Emilia Romagna
Salute
“Rifondazione” :
basta nuovi “acronimi”
Con l’accordo fra Regione Emilia-Romagna e i sindacati dei medici di Medicina generale sul coinvolgimento dei professionisti nei Centri di assistenza e urgenza, la Regione prova a ridare fiato ai Pronto Soccorso ormai al collasso per carenza di personale, ma sono evidenti le criticità della manovra.

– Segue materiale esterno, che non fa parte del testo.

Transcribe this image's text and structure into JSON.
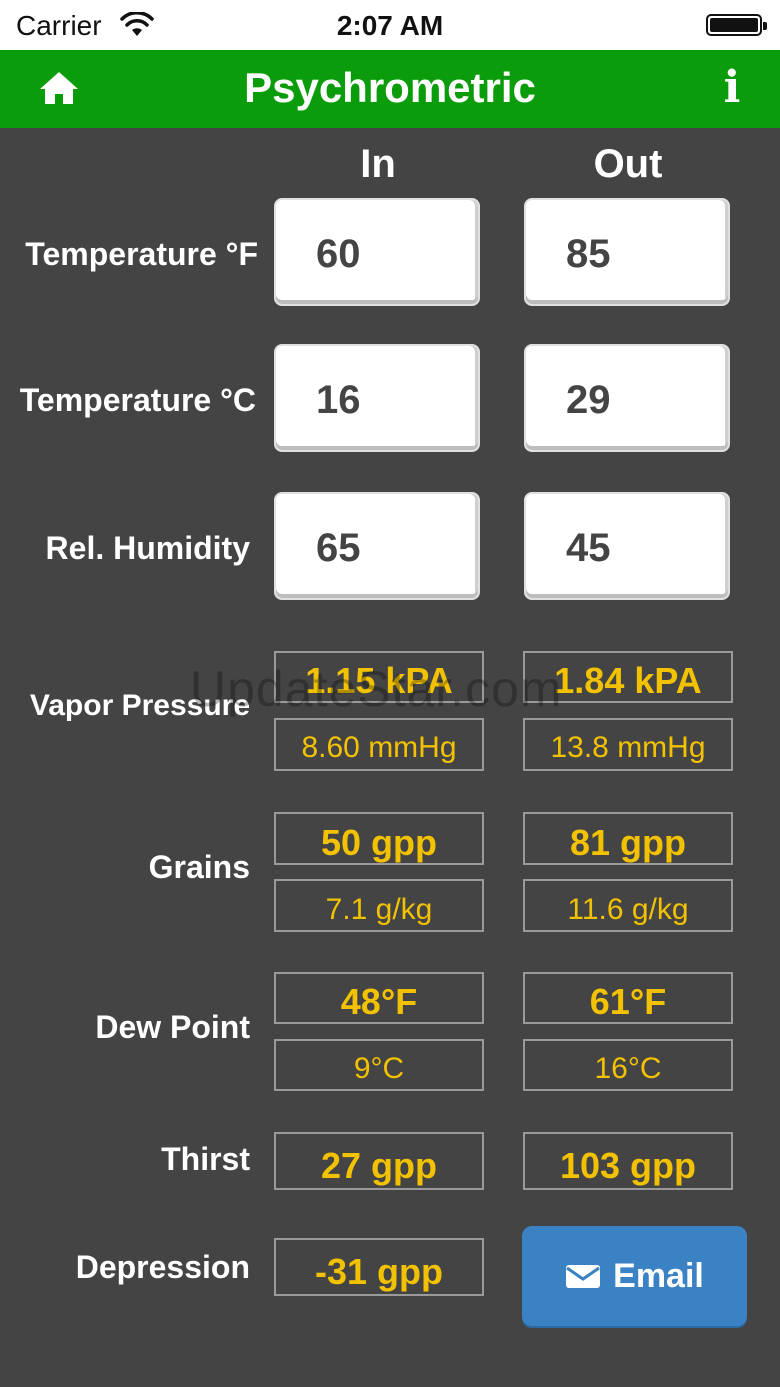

Innanzi tutto riesce difficile immaginare che i medici di continuità assistenziale, fino ad oggi tenuti ai margini del SSR, privati di strumenti diagnostici e terapeutici, nonché della necessaria formazione, possano da un giorno all’altro occuparsi di una casistica di casi così vasta, come i cosiddetti “codici minori”, senza avere il supporto, da un lato, delle strutture ospedaliere, già ridotte all’ osso in termini di posti letto e di personale, e dall’atro dei pronto soccorso, costantemente sotto stress, e per i quali non è prevista assunzione di personale. È previsto invece il recupero di personale medico dalla soppressione di diverse unità di auto mediche in Regione. Andando ad aggravare il rischio che il vero sistema di pronto soccorso, quello che garantisce intervento immediato sul luogo ove si trova il paziente grave, venga seriamente depotenziato.
I medici di continuità assistenziale sono per la maggior parte precari, con estrazioni formative variegate, spesso medici specializzandi in diverse discipline, con poche ore di incarico sulle spalle. Serve quindi un investimento formativo su di loro, che richiede tempo e risorse.
L’accordo prevede che i CAU (Centri di Assistenza Urgente) siano collocati all’ interno delle Case di Comunità, e sappiamo che molte di quelle che erano state previste non sono ancora nemmeno state progettate e finanziate.
Senza adeguato supporto organizzativo e senza risorse dedicate, i CAU rischiano di diventare un ulteriore imbuto nel quale si allungano le liste di attesa, con il pericolo di sottovalutare sintomi apparentemente lievi, ma che potrebbero aggravarsi durante l’attesa, senza che il paziente abbia la possibilità di ricevere adeguata risposta.
È evidente che dalla situazione disastrosa del SSR non si possa uscire tirando da un lato una coperta che rimane sempre troppo corta.
L’unica soluzione è quella di investire risorse sul servizio sanitario pubblico, assumere personale, aumentare i posti letto, in modo da garantire a tutti l’ accesso alle prestazioni in tempi ragionevoli.